Some task can be exported to some external script and then called by make, this can be very useful if you have to process a lot of files.

Consider this, you have a directory with many csv files, let’s say one for every day of the last month, and you want to ask some questions about some aggregate value. Put all your computation in a script and then we can let make do the hard stuff

data/processed/% : data/download/%.csv
  python process.py $< $* > $@

so now using make data/processed/2019-07-01 will do the work, you can also add more rules to chain them and maybe even download the data on the fly.

This is very good when the task can be solved by another programming language easily and especially if we have not yet bought into having make do all the stuff.

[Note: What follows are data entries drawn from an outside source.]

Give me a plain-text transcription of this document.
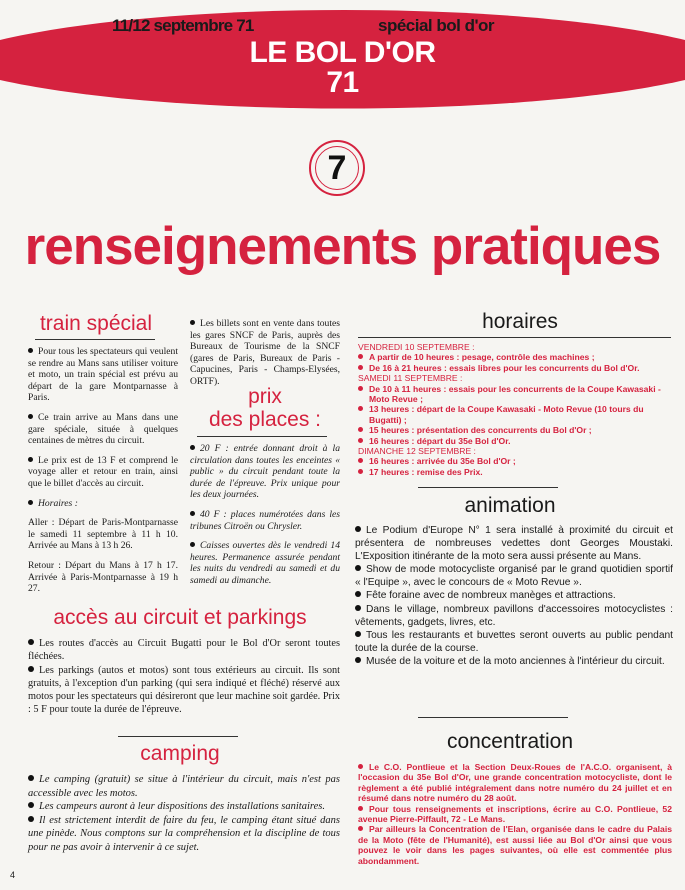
LE BOL D'OR
71
11/12 septembre 71
7
spécial bol d'or
renseignements pratiques
train spécial

Pour tous les spectateurs qui veulent se rendre au Mans sans utiliser voiture et moto, un train spécial est prévu au départ de la gare Montparnasse à Paris.

Ce train arrive au Mans dans une gare spéciale, située à quelques centaines de mètres du circuit.

Le prix est de 13 F et comprend le voyage aller et retour en train, ainsi que le billet d'accès au circuit.

Horaires :

Aller : Départ de Paris-Montparnasse le samedi 11 septembre à 11 h 10. Arrivée au Mans à 13 h 26.

Retour : Départ du Mans à 17 h 17. Arrivée à Paris-Montparnasse à 19 h 27.

Les billets sont en vente dans toutes les gares SNCF de Paris, auprès des Bureaux de Tourisme de la SNCF (gares de Paris, Bureaux de Paris - Capucines, Paris - Champs-Elysées, ORTF).

prix
des places :

20 F : entrée donnant droit à la circulation dans toutes les enceintes « public » du circuit pendant toute la durée de l'épreuve. Prix unique pour les deux journées.

40 F : places numérotées dans les tribunes Citroën ou Chrysler.

Caisses ouvertes dès le vendredi 14 heures. Permanence assurée pendant les nuits du vendredi au samedi et du samedi au dimanche.

accès au circuit et parkings

Les routes d'accès au Circuit Bugatti pour le Bol d'Or seront toutes fléchées.

Les parkings (autos et motos) sont tous extérieurs au circuit. Ils sont gratuits, à l'exception d'un parking (qui sera indiqué et fléché) réservé aux motos pour les spectateurs qui désireront que leur machine soit gardée. Prix : 5 F pour toute la durée de l'épreuve.

camping

Le camping (gratuit) se situe à l'intérieur du circuit, mais n'est pas accessible avec les motos.

Les campeurs auront à leur dispositions des installations sanitaires.

Il est strictement interdit de faire du feu, le camping étant situé dans une pinède. Nous comptons sur la compréhension et la discipline de tous pour ne pas avoir à intervenir à ce sujet.

horaires

VENDREDI 10 SEPTEMBRE :

A partir de 10 heures : pesage, contrôle des machines ;

De 16 à 21 heures : essais libres pour les concurrents du Bol d'Or.

SAMEDI 11 SEPTEMBRE :

De 10 à 11 heures : essais pour les concurrents de la Coupe Kawasaki - Moto Revue ;

13 heures : départ de la Coupe Kawasaki - Moto Revue (10 tours du Bugatti) ;

15 heures : présentation des concurrents du Bol d'Or ;

16 heures : départ du 35e Bol d'Or.

DIMANCHE 12 SEPTEMBRE :

16 heures : arrivée du 35e Bol d'Or ;

17 heures : remise des Prix.

animation

Le Podium d'Europe N° 1 sera installé à proximité du circuit et présentera de nombreuses vedettes dont Georges Moustaki. L'Exposition itinérante de la moto sera aussi présente au Mans.

Show de mode motocycliste organisé par le grand quotidien sportif « l'Equipe », avec le concours de « Moto Revue ».

Fête foraine avec de nombreux manèges et attractions.

Dans le village, nombreux pavillons d'accessoires motocyclistes : vêtements, gadgets, livres, etc.

Tous les restaurants et buvettes seront ouverts au public pendant toute la durée de la course.

Musée de la voiture et de la moto anciennes à l'intérieur du circuit.

concentration

Le C.O. Pontlieue et la Section Deux-Roues de l'A.C.O. organisent, à l'occasion du 35e Bol d'Or, une grande concentration motocycliste, dont le règlement a été publié intégralement dans notre numéro du 24 juillet et en résumé dans notre numéro du 28 août.

Pour tous renseignements et inscriptions, écrire au C.O. Pontlieue, 52 avenue Pierre-Piffault, 72 - Le Mans.

Par ailleurs la Concentration de l'Elan, organisée dans le cadre du Palais de la Moto (fête de l'Humanité), est aussi liée au Bol d'Or ainsi que vous pouvez le voir dans les pages suivantes, où elle est commentée plus abondamment.

4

Another escape hatch is that you can define ~functions~ text substitution in Makefiles, as an example you could query whether a table is in a database by looking at exit codes for commands

define check_relation
  psql -d $(PG_DB) -c "\d $@" > /dev/null/ 2>&1 ||
endef


arrest :
	$(check_relation) psql -d $(PG_DB) -c \
            "CREATE TABLE $@ (arrest_id INT PRIMARY KEY, \
                              central_booking INT, \
                              arrest_event_id INT, \
                              fbi_code TEXT)"

This is a neat trick stolen from DataMade that is the alternative to having files lying around. Instead of touching a file after having created a table you can just query it.

This is also useful because it shows that make can handle everything that looks like files: everything that make can query with an exit code can be used as input/output.

There are also additional functions available to makefile writers which are listed in the Functions for Transforming Text but they are not for interaction with the system.

The last approach is the chisel one, we are gonna extend make by putting a new function that can be used anywhere in your Makefile.

This requires us to compile our function in a shared loadable module but is very versatile.

The end result will look like this

all:
        @echo The answer to life, the universe and everything is $(answer ) #  notice the space after
        # $(answer) is the value of the variable answer
        # $(answer ) is the value of the function answer

load answer.so

The code for this loadable module can be found here and is pretty straightforward. Our module will be loaded by make using the answer_gmk_setup function, the name of the function is given by the convention {module_name}_gmk_setup and it should register other functions associating them with a name for us to use in the Makefile.

The gmk_add_function will bind the name "answer" to the function make_answer in our Makefile. We can add some validation parameter by having first the minimum number of arguments accepted and then the maximum number of arguments accepted.

The last parameter is used to specify whether or not make should expand the arguments before passing them to our function. What should be expanded? Obviosly the variables!

But what if you cannot or don’t want to write C again? Make is already extensible with Guile so you can write some scheme instead and get the same integration!